The 2020 CPIC Guideline update for HLA-B, CYP2C19 and phenytoin dosing is now published in Clinical Pharmacology and Therapeutics. The accepted article can be accessed on the PharmGKB page for phenytoin and on the CPIC website.
Phenytoin is an antiepileptic drug with inter-individual pharmacokinetic variability, partly due to CYP2C9 genetic variation, and a narrow therapeutic index. The presence of the HLA-B*15:02 variant allele is associated with an increased risk of phenytoin-induced cutaneous adverse reactions of Stevens-Johnson syndrome and toxic epidermal necrolysis.

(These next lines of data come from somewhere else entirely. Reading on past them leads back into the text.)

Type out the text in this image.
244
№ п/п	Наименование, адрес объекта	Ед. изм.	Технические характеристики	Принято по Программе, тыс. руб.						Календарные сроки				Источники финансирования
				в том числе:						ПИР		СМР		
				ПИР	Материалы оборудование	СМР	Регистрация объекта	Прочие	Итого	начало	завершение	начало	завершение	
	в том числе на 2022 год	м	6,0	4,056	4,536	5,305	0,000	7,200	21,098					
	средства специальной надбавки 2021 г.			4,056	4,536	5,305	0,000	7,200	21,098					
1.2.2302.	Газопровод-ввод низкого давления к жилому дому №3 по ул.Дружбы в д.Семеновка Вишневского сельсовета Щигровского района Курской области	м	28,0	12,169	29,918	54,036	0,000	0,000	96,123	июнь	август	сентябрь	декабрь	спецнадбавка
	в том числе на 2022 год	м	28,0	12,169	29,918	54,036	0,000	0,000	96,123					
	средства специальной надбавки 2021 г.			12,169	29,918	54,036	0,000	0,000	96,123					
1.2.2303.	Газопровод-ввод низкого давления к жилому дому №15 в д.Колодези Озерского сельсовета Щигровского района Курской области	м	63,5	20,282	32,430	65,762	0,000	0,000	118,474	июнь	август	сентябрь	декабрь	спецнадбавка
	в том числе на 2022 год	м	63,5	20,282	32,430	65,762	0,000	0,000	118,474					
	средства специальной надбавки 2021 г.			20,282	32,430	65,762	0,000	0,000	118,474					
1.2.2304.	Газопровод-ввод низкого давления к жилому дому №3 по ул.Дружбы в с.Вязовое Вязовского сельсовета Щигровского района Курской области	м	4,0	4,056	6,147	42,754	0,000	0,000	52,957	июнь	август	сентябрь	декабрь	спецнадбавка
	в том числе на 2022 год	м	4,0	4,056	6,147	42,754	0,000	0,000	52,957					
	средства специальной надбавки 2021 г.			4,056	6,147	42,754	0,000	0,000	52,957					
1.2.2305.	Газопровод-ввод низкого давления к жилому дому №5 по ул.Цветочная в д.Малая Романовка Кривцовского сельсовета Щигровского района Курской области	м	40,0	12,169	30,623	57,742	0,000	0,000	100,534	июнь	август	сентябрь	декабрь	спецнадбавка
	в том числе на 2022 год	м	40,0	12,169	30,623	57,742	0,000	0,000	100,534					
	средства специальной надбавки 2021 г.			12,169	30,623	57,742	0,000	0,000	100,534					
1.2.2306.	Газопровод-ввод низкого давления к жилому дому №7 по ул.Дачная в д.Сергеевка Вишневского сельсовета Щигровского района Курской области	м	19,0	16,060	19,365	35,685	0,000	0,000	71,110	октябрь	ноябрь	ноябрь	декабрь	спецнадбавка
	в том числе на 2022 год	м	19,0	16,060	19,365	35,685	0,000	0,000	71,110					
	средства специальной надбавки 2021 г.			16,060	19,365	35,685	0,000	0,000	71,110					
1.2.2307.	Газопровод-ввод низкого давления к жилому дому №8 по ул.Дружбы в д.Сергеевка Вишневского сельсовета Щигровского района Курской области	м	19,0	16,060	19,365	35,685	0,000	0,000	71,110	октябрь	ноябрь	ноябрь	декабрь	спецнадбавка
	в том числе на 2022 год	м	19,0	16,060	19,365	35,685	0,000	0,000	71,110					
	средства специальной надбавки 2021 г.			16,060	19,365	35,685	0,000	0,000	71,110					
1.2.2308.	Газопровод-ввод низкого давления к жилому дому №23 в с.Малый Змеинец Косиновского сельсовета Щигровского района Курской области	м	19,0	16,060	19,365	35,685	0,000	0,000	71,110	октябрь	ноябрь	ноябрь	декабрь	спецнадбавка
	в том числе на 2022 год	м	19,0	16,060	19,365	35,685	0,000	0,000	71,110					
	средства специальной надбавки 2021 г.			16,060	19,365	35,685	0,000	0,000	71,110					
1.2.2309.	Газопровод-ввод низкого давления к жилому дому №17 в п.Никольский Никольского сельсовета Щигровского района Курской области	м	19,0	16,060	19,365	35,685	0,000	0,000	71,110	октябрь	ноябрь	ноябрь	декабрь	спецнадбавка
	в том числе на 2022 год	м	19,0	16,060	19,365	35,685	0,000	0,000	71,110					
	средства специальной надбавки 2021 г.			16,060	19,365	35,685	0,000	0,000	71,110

Literature published after the 2014 guideline was reviewed and the recommendations and supplemental information were updated. This includes updates to CYP2C9 allele assignments using the activity score (AS) system. The CYP2C9*2/*2 diplotype (AS=1) is now translated into the IM phenotype group (originally translated to PM). This is based on similar effects of CYP2C9*1/*3 (AS=1) and CYP2C9*2/*2 on metabolic ratio and dose requirements for multiple substrates. CYP2C9*3 is classified as ‘no function’ allele with an activity value of 0 for AS calculation.
For therapeutic recommendations and further details including an algorithm for suggested clinical actions based on HLA-B*15:02 and CYP2C9 genotype, please refer to the Clinical Pharmacogenetics Implementation Consortium (CPIC) Guideline for CYP2C9 and HLA-B Genotypes and Phenytoin Dosing: 2020 Update.